New Delhi, March 22 :The politics of polarization seems to have divided Assam’s numerically strongest minority community into Bengali-speaking ‘migrant’ Muslims and ‘indigenous’ Assamese Muslims.
The BJP, keen on forming its first government in the state with regional allies, is wooing the Assamese Muslims ahead of the polls on April 4 and 11.
The Assamese Muslims, whose forefathers came to the state eight centuries ago, number around 40 lakh — 33% of the total Muslim population (1.2 crore) in Assam. The 2011 census puts the number of Muslims in Assam at 34.22% of the total population.
NGOs representing Assamese Muslims have for years resented being equated with their Bengali counterparts “because of religion”. They have also blamed successive governments for letting Bengali Muslims get the lion’s share of welfare schemes, jobs, financial and political benefits.
The BJP has used this sore point to record a nine-fold increase in its membership of Assamese Muslims in less than a year. “Of our 3 lakh Assamese Muslim members, 2.7 lakh joined us in the last nine months,” said Sayed Mominul Awal, chief of state BJP’s minority wing.
He attributed it largely to the Muslims’ loss of faith in the Congress and All India United Democratic Front.
Sarbananda Sonowal, BJP’s chief ministerial candidate, said Assamese Muslims are crucial for his party’s future in the state.

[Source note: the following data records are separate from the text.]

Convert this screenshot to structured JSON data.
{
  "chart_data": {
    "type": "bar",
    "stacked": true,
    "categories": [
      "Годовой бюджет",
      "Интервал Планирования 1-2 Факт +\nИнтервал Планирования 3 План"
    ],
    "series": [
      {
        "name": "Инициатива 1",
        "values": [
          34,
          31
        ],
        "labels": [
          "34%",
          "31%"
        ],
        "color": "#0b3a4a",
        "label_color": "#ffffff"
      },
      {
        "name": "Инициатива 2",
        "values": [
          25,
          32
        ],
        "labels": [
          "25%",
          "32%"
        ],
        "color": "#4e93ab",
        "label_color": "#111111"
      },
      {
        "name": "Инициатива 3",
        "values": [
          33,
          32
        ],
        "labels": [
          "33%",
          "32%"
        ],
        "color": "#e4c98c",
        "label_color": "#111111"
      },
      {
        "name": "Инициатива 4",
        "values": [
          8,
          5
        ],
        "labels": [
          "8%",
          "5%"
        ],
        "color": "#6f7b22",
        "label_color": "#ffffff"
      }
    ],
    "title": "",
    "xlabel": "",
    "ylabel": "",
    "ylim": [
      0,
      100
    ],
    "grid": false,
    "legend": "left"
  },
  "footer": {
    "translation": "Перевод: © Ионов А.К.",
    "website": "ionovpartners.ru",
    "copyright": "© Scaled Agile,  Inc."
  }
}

Nekibur Zaman, chairman of Assam Wakf Board, welcomed the BJP’s blueprint for development of all indigenous communities. “The BJP gives us hope,” he said.
No Assamese Muslim figures among the seven out of 88 candidates the BJP has fielded. But the party says they are indigenous. Ethnologists say none of the 28 Muslim MLAs elected in 2011 could be called Assamese Muslims.